Telcagepant relieves pain without causing vasoconstriction; article also discusses topiramate


THURSDAY, April 22 (HealthDay News) -- Telcagepant, a new drug for migraine treatment currently in development, relieves pain to a similar extent as triptans, but does not cause constriction of the blood vessels, making it particularly suitable for migraine patients with cardiovascular disease, according to research published online April 22 in The Lancet. The article also discusses the use of topiramate to prevent migraine attacks in people with chronic migraine.

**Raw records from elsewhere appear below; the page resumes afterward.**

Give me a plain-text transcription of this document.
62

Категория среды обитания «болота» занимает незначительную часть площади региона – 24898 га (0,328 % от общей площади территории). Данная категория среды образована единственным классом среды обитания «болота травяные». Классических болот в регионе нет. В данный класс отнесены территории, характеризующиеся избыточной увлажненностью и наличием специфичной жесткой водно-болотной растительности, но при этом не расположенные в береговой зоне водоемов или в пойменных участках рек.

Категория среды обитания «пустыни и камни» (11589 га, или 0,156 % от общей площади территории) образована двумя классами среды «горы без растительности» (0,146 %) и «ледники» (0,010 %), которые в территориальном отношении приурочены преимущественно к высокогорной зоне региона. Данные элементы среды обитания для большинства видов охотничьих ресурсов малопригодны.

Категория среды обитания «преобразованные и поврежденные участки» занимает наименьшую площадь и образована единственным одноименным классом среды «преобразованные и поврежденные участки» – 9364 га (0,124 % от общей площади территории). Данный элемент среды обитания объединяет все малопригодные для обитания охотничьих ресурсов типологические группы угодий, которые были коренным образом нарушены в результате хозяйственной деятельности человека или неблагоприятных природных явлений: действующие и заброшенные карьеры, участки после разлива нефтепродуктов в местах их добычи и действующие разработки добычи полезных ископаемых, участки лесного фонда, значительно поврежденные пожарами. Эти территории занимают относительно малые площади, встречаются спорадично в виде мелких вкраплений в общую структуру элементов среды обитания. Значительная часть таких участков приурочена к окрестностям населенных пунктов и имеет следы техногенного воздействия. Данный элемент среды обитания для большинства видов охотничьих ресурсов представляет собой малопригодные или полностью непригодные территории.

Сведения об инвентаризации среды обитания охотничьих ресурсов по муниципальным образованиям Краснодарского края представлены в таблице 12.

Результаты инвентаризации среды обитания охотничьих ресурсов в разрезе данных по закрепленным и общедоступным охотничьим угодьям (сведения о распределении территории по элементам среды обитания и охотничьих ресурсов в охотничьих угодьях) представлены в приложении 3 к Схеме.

Lars Edvinsson, M.D., of University Hospital in Lund, Sweden, and Mattias Linde, M.D., of the Norwegian University of Science and Technology in Trondheim, reviewed randomized clinical trials, meta-analyses, and safety studies on telcagepant. They write that telcagepant represents a new anti-migraine drug class: the calcitonin gene-related peptide receptor blockers, which interrupt the metabolic process that causes migraine pain. Telcagepant's side effects include dry mouth, dizziness, nausea, fatigue and drowsiness.

The authors also reviewed the literature on the use of topiramate, an anti-epileptic drug, to prevent migraines in chronic sufferers. Topiramate has been used as a first-line migraine treatment in many countries. Prophylactic use of topiramate for migraine has been shown to reduce use of health care resources.

"Telcagepant might provide hope for those who have a poor response to, or are unable to use, older drugs. In patients who need prophylaxis because of frequent attacks of migraine, topiramate is a first-line drug for migraine prevention in many countries; it is generally safe and reasonably well tolerated. Data suggest that topiramate could aid reversion of chronic migraine to episodic migraine," the authors write.

The authors disclosed consulting relationships with Allergan, AstraZeneca, Bristol-Myers Squibb, GlaxoSmithKline, and Merck.